The client is located near Sydney and is a manufacturer of centrifical spun cast iron pipes. The pipes are made from shredded scrap metal which is melted in a 25 tonne per hour cupola furnace. The liquid cast iron from the furnace is poured into a bank of centrifical spinning casting machines, producing a range of basic pipe sizes. During the annual maintenance, major modifications to the furnace gas treatment plant resulted in substantial increases in the overall environmental factory noise emissions. The increase was 30dB above the recommended community noise criteria. The noise from the furnace gas treatment plant was highly intrusive for the local community and very tonal in character. Many tens of daily complaints from residents were received. Immediate remedial action was sought to permit the factory to continue operating within the permitted legal environmental noise emissions permitted by the Environment Protection Authority. To solve the immediate problem, and to integrate the furnace gas treatment plant into the long term noise reduction strategy of the company, a noise reduction of 45 dB for these noise emissions were essential. The noise emissions were so bad, the plant operating hours were drastically reduced and the plant capacity was also reduced.
The noise reductions were undertaken in two stages. Initially, a radical quick solution was required to permit continued operation in the short term. The "quick-fix" allowed sufficient lead time for stage two, the design, construction and installation of long term noise control equipment to achieve the permissible license noise emission requirements. Investigations indicated that the noise was emanating primarily from the external surface of the gas discharge stack, and not from the top of the open ended 2.5 metre diameter gas discharge stack. Immediate noise control treatment consisted of constraining the stack walls, which were "ringing", to cut noise emissions from this source. Temporary stack silencers were inserted to control noise which was passing up to the open end of the stack. Ultimately, the noise was controlled prior to it entering the stack.
The design was constrained by the properties of the furnace gas entering the stack. The gas flow is 180°C and heavily laden with moist acidic furnace dust. The moisture and dust load resulted in a rapid build up on any exposed internal surface with solidly baked mud. The internal silencers were heavily caked with solid mud after one month of service. Over a three day period, the plant noise emissions were measured and analysed; a set of acoustic absorption pods were designed; a local company fabricated the pods to those designs; and the pods were installed. Simultaneously, the external surface of the stack was shotcreted to control surface noise emissions. Due to the dust and vibration conditions, these temporary measures were give a life expectancy of only three weeks before they would deteriorate. When these pods were finally removed the leading edges had extended by about 300 millimetres due to dust build up. It was found that one of the items removed during plant modifications had been an old absorptive sound attenuator which had become completely filled with baked mud, except for the narrow passages forced through the baked mud by the hot furnace gases.

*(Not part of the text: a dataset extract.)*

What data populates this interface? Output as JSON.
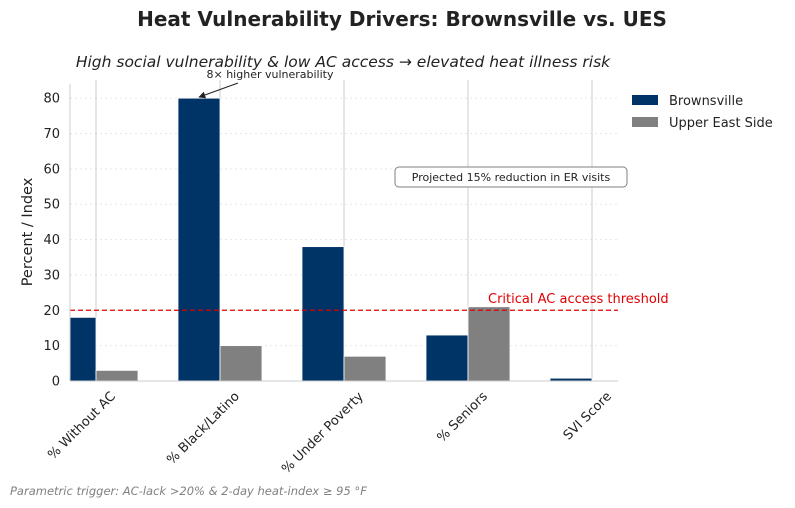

During the following weeks a large multi chambered, tuned active silencer was designed, and constructed, to provide long term noise control. The multi chambered silencer was installed, and the temporary measures were removed. This long term silencer was designed to provide, and achieve, a 45dB noise reduction. It was installed at ground level adjacent to the noise source, which enabled easy ground level access for weekly removal of accumulated dust, and also avoided costly structural support. An automated dust removal system was offered as an option, but not implemented by the client who planned to rebuild the entire dust collection plant within twelve months. This silencer is still operating after eighteen months and has shown no deterioration in measured acoustic performance (47dB noise reduction) even in this hostile gas and dust environment. About 10 tonnes of mud is removed each week from one of the lower active tuned chambers where air particals are floated across the chamber as part of the silencer design.